CLEARWATER — Rebecca McDonald has always had a fascination with Africa, even as a child.
So in 1999 when she heard that the National Hospice Foundation, for which she's worked for 31 years, had a program that partnered American hospice organizations with those in the sub-Saharan, she had to learn more.
The next year in May, McDonald, 63, was making her first trip to Soweto, South Africa.
"I just have this affinity for Africa and the people of Africa," McDonald said. "I believe one of my former lives was there."
Since that time, McDonald and the Hospice of the Florida Suncoast have raised more than $100,000 and sent suitcases of medical supplies to Soweto, a city that's fighting a losing battle against AIDS/HIV.
"Generations between the ages of 18 and 60 are being wiped out by the AIDS epidemic," said McDonald, executive vice president of Programs for Hospice of the Florida Suncoast. "We are a global village and we are brothers and sisters in this global economy. Hospice is the same worldwide: compassion to help people live life well until they die."
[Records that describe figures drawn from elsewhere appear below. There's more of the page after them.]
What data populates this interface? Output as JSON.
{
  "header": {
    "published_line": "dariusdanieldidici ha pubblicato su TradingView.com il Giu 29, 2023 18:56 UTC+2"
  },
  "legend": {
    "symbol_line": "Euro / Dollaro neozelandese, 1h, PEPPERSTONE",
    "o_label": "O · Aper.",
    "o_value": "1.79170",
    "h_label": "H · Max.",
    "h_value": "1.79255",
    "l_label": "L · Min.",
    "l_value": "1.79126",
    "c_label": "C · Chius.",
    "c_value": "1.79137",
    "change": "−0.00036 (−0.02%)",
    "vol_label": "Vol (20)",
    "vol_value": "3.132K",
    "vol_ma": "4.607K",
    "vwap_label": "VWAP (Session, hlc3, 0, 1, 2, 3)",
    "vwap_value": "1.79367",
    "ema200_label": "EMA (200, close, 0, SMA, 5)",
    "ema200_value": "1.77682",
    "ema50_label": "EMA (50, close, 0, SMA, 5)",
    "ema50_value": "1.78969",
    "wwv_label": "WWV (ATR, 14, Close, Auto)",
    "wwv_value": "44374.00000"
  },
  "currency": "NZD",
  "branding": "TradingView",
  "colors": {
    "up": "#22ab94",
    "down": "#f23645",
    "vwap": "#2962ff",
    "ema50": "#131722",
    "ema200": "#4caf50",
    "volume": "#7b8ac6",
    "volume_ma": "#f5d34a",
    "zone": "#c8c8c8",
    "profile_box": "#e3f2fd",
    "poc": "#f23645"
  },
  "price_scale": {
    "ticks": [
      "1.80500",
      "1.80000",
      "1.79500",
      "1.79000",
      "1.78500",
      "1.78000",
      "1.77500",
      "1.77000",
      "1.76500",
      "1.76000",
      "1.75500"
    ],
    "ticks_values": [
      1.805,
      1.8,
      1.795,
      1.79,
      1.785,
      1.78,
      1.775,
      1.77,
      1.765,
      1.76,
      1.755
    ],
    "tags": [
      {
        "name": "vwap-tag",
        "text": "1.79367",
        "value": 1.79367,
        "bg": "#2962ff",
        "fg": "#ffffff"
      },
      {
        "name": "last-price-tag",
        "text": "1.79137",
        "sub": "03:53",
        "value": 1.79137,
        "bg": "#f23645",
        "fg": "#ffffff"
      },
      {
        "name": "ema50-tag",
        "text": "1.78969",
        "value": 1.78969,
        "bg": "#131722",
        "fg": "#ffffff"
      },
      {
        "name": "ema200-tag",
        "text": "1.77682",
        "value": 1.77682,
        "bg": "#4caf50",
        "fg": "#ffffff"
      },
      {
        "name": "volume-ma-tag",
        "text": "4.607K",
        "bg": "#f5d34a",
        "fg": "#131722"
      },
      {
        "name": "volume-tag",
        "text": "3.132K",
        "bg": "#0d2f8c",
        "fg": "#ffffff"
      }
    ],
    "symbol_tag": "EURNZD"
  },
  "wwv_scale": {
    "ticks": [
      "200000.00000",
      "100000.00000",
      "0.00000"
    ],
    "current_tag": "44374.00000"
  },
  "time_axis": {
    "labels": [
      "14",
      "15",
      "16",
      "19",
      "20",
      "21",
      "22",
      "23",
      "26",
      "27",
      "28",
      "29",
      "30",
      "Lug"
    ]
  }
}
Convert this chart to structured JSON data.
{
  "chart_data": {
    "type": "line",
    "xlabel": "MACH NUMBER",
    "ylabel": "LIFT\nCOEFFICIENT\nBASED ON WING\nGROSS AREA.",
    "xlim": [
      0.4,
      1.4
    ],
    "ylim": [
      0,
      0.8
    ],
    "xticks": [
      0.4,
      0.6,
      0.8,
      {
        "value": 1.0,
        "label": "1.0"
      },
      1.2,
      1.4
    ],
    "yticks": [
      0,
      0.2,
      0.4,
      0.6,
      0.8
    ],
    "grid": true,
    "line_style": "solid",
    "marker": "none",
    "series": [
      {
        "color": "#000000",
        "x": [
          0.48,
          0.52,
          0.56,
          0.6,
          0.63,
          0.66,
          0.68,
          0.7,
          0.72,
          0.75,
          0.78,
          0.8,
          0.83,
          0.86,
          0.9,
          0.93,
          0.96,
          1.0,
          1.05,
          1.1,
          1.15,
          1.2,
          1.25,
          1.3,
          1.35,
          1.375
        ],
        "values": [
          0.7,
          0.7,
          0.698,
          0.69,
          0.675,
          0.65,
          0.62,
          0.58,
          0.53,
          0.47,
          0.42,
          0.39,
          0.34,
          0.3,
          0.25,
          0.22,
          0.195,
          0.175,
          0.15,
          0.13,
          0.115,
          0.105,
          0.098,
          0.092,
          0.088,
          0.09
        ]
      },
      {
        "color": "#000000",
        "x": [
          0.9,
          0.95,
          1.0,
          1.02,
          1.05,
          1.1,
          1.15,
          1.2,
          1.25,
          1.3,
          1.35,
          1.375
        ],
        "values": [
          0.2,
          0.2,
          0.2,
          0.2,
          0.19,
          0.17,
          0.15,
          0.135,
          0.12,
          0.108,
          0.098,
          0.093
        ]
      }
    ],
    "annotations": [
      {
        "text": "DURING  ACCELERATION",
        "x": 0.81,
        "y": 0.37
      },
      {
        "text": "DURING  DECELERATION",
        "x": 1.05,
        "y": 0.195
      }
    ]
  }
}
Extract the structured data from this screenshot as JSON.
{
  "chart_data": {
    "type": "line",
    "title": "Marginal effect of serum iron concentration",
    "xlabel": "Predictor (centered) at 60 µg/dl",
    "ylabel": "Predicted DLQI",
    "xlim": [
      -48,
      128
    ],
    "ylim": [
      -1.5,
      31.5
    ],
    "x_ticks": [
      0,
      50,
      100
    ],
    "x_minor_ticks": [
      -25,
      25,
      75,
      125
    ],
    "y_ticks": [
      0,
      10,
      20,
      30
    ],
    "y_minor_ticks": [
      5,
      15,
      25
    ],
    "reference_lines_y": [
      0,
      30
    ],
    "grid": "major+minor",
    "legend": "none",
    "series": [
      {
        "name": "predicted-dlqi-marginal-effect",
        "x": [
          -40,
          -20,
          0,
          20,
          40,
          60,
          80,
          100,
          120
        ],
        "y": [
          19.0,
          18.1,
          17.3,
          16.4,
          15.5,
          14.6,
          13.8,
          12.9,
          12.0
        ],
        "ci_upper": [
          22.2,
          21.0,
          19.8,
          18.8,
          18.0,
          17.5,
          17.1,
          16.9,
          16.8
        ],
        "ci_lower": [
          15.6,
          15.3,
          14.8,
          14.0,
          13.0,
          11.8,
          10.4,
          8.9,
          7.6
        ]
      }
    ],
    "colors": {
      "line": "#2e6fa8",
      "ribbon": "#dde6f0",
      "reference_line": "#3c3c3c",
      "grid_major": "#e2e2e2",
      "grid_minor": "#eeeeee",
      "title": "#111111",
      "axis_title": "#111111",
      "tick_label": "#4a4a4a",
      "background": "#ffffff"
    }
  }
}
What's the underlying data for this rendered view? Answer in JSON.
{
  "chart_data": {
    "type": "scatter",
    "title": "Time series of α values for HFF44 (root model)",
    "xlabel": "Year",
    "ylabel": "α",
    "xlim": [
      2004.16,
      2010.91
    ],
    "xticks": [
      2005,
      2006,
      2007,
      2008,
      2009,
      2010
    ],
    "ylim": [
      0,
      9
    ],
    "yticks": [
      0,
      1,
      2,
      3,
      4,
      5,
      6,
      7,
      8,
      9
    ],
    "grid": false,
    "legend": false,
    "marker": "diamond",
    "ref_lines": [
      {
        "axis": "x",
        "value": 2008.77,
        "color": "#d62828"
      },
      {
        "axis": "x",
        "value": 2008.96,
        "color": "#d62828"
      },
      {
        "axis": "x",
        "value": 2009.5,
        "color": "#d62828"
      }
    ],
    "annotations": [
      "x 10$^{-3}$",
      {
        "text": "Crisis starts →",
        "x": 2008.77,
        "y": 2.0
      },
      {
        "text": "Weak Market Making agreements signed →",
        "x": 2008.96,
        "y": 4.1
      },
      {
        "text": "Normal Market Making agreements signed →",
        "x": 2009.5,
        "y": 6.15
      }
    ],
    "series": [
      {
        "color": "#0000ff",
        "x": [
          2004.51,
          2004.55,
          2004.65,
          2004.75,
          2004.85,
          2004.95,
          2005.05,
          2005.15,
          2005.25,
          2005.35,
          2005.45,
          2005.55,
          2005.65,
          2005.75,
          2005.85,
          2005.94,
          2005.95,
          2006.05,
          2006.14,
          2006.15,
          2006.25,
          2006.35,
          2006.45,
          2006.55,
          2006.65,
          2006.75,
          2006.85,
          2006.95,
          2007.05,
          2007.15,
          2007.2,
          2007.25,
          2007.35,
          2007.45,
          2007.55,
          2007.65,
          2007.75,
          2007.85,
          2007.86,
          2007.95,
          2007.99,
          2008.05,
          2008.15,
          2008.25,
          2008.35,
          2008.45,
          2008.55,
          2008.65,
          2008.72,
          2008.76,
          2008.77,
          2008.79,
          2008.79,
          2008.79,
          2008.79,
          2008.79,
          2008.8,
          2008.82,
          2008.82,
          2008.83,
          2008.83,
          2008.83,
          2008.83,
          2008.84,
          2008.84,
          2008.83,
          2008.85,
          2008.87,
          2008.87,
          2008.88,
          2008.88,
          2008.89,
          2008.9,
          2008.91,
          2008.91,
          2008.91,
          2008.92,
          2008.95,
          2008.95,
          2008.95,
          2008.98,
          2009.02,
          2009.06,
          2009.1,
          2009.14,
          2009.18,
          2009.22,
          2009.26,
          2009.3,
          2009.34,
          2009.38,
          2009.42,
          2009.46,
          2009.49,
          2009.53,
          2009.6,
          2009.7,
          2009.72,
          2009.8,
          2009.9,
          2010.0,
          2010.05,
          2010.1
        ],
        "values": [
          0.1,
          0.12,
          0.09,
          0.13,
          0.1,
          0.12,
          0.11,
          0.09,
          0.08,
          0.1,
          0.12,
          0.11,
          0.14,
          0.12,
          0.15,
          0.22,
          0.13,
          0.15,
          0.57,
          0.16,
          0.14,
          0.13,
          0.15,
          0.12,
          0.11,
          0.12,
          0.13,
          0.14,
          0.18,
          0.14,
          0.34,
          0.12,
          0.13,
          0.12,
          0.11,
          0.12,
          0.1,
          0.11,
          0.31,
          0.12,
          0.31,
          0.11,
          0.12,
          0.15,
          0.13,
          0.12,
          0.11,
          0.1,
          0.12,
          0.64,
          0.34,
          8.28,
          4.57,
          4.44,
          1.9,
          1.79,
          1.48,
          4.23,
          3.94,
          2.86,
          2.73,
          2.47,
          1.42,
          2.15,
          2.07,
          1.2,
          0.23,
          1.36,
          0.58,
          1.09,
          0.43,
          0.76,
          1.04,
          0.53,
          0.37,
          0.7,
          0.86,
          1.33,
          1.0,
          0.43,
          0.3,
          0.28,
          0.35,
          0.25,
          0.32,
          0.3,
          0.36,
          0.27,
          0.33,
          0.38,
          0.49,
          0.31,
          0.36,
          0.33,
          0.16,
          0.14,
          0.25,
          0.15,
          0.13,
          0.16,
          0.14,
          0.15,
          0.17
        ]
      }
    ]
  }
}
This evening, Hospice of the Florida Suncoast will host its inaugural A Taste of Good Hope, a fundraiser in which the proceeds will go to the Soweto effort. There will be South African wine and tea as well as a silent auction of local and South African art. A band will perform.
"I want to see us grow this partnership with the community," McDonald said. "There are still people who have a heart for people who are suffering."
At best count, there are some 2-million people in Soweto, a mining town and a flash point in the struggle to end apartheid, which repressed the country's blacks. Many of them live in tin shacks. McDonald said there is a 60 percent unemployment rate and a 30 percent HIV/AIDS infection rate in the country.
Last year, eight Hospice of Florida Suncoast workers made the trip to Soweto and this year, three Soweto workers spent time in Clearwater.
When the trip is made to South Africa, supplies such as vitamins, over-the-counter drugs and medical dressings are taken. In the poor country, with so many people dying slow deaths, the supplies are needed, McDonald said.
Dwight Douglass, a bereavement counselor at Hospice of the Florida Suncoast, made the trip to Soweto last year. He said he learned from the workers there.
"How dare I go over and try and teach them anything," Douglass said. "They (hospice workers) keep going despite the challenges. It's good for the spiritual eyes to see the great work that they do."
"I'm so impressed by the spirituality and faith," she said. "That no matter how bad things were, they are going to get better."